Webwecker Bielefeld: Vesper geht zum Sport (20.09.2006)

Vesper geht zum Sport (20.09.2006)




Von Manfred Horn

Die Bielefelder Grünen sprechen treffend von einem »Seitenwechsel« und schreiben im Stil einer Traueranzeige: »Er wird uns fehlen«. Michael Vesper, seit 1990 im NRW-Landtag und noch stellvertretender Landtagspräsident, zieht sich aus der Politik auf Landesebene zurück. Er war der prominenteste Grüne des Bielefelder Kreisverbandes. In der eben erschienen Zeitschrift der Bielefelder Grünen, ›big‹, schreibt Vesper noch: »Auch sonst gibt es in Düsseldorf in den kommenden Wochen wenig zu feiern, dafür aber umso mehr zu tun«. Das wird Vesper nun nicht mehr erleben, wird er doch ab 1. Oktober Generaldirektor des neu gegründeten Deutschen Olympischen Sportbund (DOSB).

Voll im Trend

Vesper liegt damit im Trend der ehemaligen rot-grünen Koalition in NRW. Die scheint die nächsten Wahlen in knapp vier Jahren bereits heute abgeschrieben zu haben, gemessen an den »Seitenwechseln«. Denn erst kürzlich ist der Herforder Landtagsabgeordnete Axel Horstmann zur »Energie Baden-Württemberg AG« (EnBW) gewechselt, einem der größten Stromanbieter der Republik. Der SPD-Politiker war in der vergangenen rot-grünen Koaliton in Düsseldorf Minister für Verkehr, Energie und Landesplanung, hatte also schon da mit der EnBW zu tun. Die will in NRW wachsen und setzt nun auf das Netzwerk des Herforders. Horstmann will sein Mandat als Landtagsabgeordneter noch »begrenzt« weiter ausüben, sein Job bei EnBW hat er in diesem Monat bereits angetreten.

Auch Vesper hat sich nun einen Arbeitgeber gesucht, mit dem er bereits in seiner Zeit als Minister für Städtebau und Wohnen, Kultur und Sport zu tun hatte. Als Sportminister versuchte er etwa Olympia 2012 ein Rhein und Ruhr zu holen, scheitere allerdings frühzeitig. Der neue Arbeitgeber DOSB ist noch jung: Im Mai 2006 ist er aus der Fusion des Deutschen Sportbundes (DSB) und des Nationalen Olympischen Komitees (NOK) hervorgegangen. Die beiden Verbände schlossen sich zusammen und bilden nun das »Dach des deutschen Sports«. Vesper bekommt den Job aus den gleichen Gründen wie Horstmann bei der EnBW. »Er genießt großes Ansehen im Sport und wird mit seinem politischen Netzwerk dem DOSB gut tun«, sagte DOSB- Präsident Thomas Bach zur Berufung Vespers. Der ehemalige stellvertretende Ministerpräsident tritt sein Amt am 1. Oktober an. Vesper gilt als »Realo-Grüner«. Er studierte in Bielefeld an der Universität Soziologie und promovierte dort auch.

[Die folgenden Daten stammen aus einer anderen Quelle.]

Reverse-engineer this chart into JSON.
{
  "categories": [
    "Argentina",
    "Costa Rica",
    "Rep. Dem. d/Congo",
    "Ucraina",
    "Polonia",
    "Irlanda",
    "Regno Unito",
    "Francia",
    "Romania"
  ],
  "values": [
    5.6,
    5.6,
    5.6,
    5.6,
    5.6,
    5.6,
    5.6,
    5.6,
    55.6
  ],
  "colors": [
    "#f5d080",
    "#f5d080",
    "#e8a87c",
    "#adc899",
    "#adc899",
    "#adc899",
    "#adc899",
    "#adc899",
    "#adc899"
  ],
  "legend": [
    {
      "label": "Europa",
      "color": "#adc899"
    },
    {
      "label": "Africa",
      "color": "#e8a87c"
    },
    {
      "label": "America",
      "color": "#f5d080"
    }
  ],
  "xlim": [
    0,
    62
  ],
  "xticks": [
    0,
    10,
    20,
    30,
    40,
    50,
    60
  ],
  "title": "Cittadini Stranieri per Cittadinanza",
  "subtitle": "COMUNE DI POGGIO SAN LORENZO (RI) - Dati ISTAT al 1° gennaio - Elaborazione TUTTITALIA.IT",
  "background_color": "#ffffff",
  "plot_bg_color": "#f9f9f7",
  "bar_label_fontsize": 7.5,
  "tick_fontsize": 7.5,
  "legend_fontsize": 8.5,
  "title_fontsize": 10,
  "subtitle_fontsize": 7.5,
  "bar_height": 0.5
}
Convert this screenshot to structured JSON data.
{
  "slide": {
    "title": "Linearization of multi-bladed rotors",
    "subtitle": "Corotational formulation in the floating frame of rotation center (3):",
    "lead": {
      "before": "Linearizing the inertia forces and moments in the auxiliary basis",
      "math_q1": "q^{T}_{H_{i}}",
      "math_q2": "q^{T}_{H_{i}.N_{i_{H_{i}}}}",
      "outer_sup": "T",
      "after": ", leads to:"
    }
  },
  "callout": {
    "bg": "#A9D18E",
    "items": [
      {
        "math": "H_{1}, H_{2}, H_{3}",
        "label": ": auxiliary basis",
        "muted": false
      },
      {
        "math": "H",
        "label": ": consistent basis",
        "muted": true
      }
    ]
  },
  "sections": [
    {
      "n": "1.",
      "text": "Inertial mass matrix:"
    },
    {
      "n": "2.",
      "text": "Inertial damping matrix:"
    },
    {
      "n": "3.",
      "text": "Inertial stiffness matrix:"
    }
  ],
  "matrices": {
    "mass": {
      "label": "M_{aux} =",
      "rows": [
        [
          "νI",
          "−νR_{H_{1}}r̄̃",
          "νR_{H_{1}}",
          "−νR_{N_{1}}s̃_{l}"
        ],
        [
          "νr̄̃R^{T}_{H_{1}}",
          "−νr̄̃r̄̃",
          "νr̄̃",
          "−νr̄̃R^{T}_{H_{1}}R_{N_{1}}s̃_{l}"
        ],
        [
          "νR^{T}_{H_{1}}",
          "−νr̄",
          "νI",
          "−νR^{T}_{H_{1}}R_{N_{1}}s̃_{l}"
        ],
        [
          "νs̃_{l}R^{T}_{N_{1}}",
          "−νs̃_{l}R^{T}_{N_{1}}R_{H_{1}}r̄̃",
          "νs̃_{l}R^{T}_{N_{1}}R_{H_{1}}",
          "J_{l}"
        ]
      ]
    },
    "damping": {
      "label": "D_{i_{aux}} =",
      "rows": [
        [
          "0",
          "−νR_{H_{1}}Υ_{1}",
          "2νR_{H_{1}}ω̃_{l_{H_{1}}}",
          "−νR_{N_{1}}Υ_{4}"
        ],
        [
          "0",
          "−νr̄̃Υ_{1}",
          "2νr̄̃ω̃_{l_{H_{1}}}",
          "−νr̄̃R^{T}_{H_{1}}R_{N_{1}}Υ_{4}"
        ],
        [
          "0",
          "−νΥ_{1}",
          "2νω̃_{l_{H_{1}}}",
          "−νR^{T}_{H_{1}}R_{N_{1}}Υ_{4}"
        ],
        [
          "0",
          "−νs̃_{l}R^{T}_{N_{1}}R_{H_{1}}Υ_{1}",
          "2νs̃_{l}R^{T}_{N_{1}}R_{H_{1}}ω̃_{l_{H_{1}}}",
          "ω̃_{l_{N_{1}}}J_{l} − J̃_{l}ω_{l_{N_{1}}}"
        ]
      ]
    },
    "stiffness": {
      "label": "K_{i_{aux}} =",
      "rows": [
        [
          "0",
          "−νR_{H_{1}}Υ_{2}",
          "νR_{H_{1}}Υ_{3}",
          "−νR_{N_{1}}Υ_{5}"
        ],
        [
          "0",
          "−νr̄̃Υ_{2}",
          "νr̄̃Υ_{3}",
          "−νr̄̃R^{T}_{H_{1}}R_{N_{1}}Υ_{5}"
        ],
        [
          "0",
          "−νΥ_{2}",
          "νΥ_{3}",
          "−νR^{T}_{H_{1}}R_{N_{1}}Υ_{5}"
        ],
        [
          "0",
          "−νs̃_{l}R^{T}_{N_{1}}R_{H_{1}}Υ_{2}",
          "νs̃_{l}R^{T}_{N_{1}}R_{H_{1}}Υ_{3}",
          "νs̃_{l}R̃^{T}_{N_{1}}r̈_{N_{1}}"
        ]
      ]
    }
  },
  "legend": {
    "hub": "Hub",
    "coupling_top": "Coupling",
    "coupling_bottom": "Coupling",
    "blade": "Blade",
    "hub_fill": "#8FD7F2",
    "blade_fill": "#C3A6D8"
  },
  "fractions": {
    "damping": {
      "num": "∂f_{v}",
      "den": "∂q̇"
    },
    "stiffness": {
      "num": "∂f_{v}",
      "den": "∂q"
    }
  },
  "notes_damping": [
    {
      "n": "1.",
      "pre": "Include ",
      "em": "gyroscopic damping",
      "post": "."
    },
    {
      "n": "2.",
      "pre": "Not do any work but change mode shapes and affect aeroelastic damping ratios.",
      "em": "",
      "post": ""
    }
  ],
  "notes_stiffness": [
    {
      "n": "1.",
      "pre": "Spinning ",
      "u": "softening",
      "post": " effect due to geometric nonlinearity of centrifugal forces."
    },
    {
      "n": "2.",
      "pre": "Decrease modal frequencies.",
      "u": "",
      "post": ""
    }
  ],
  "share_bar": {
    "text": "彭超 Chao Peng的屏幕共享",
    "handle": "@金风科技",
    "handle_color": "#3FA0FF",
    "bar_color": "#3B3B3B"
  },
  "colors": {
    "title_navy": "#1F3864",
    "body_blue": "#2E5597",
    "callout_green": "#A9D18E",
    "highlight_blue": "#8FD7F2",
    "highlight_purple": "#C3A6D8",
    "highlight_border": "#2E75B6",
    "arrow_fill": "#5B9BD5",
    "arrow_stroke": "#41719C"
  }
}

Eine Rückkehr in die Politik ist jedoch nicht völlig ausgeschlossen: Horstmann etwa war von 1995 bis 1998 Minister für Arbeit, Gesundheit und Soziales und trat dann wegen der Proteste gegen die Ansiedlung einer forensischen Klinik in Herten zurück. 2002 holte ihn Peer Steinbrück ins Kabinett zurück. Auch Vesper könnte zu gegebener Zeit wieder auf der politischen Bühne auftauchen. Sein Vertrag beim DOSB gilt zunächst für fünf Jahre.

Im Moment jedoch besetzt Ministerpräsident Jürgen Rüttgers (CDU) erfolgreich sozialdemokratische Themenfelder und steht hoch in der Gunst des Wahlvolkes. In jüngster Zeit forderte er seine eigene Partei mehrfach auf, sich von zentralen »Lebenslügen« zu verabschieden: Seiner Ansicht nach ist es falsch zu glauben, dass Steuersenkungen zu mehr Investitionen und damit zu mehr Arbeitsplätzen führen. Die Landessozialdemokratie hingegen scheint sich bis heute nicht von der Wahlniederlage im Mai 2005 erholt zu haben. Eine rot-grüne Koalition auf Landesebene ist damit zunächst in weite Ferne gerückt. Wenn, dann wird Vesper wohl Minister in der ersten schwarz-grünen Landesregierung.